Opening with a minimal piano line that rises to uncomfortable distortion on “New Faith”, Avery asserts his language of accessible phrases being deformed and reformed around the playbook. On the title track, a rolling melody disappears and reappears along five minutes of drums, basslines, and ambiances to pull you into its solemn world. Avery has stated that Ultra Truth is about “looking directly into the darkness, not running away from it.” and there is indeed an aching in the sentiments, in the way addictive formations are administered then snatched away – as if to comment on the futility of finding beauty and expecting it to last. But, while Avery has one eye on the darkness, the other is on his instruments – neither is on the critics. 

A grand arctic swell permeates many of the tracks, as introduced in “The Slow Bullet”, with a euphoric and spacious synth that fast tracks epicness across many of the Ultra Truth‘s 15 songs. This sound, which often distorts and bridges sections, is present so often and provides such characterization that it could be interpreted as the titular “ultra truth”, an objective truth open to interpretation – a constant. 

Despite the continuity of sound, the album brings together many different styles and approaches. The strange and brief “Only” featuring Jonnine Standish is a woozy, distorted, and ultimately memorable art pop detour, “Collapsing” is a full-on Lynchian atmosphere, and “Chaos Energy” is a deft and audacious highlight that segues from commercial-ready electropop to dancefloor-ready big beat. 

There are times when Avery’s fondness for experimenting with ambient is given reign (notably “Ache” and the brutal “Overflowing With Escape”), adding a sense of purposeful misutilization. The militaristic drums are lost, and with them, the sense of dance. However, these decisions, as unpopular as they might be with fans of the more intelligible songs here, distinguish this album from being a mindless party companion or an excellent imagined video game soundtrack. 

Now that AI-generated music is possible, there’s the delicious idea of a music-based Turing test, a test that, if Ultra Truth took, would pass as human with flying colors. So many things work, from the child-like innocence of “Spider” to the lofty grandeur of “Devotion”, the dazzling collaborations that add a touch of human fallibility, and the thematic glue, ideas from early in the album that sneak back in for reference.
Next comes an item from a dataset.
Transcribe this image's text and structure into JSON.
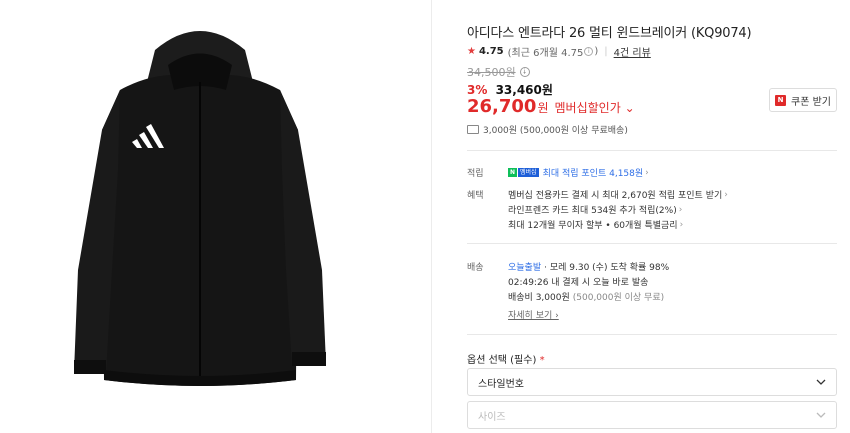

Of course, somewhere in the hour, you’re likely to get fed up with everything; the Lego-block arrangements, the distortion, the drums that resemble ants let loose on a pile of sugar. But they’re all part of it and culminate with accessibility to create a comprehensive investigation into the truth of the human condition, whatever that may be for the listener. 

Avery is known for his technical mastery and way with melody, yet perhaps a sense of balance defines this masterful record. His melodies are nearly always harmonious, full of counterplay, and intuitively played off his polyrhythmic beats. Textures are added that exist separately from yet inform the primary notation, and chaos has been given order through immaculate sonic molding. The indefatigable tracks are softened by more ruminative numbers, affording respite and retrospection amid the jungle-thick maze of emotion and mood. Ultra Truth is both a danceable and listening collection that packs a corporeal punch and a spiritual cleanse.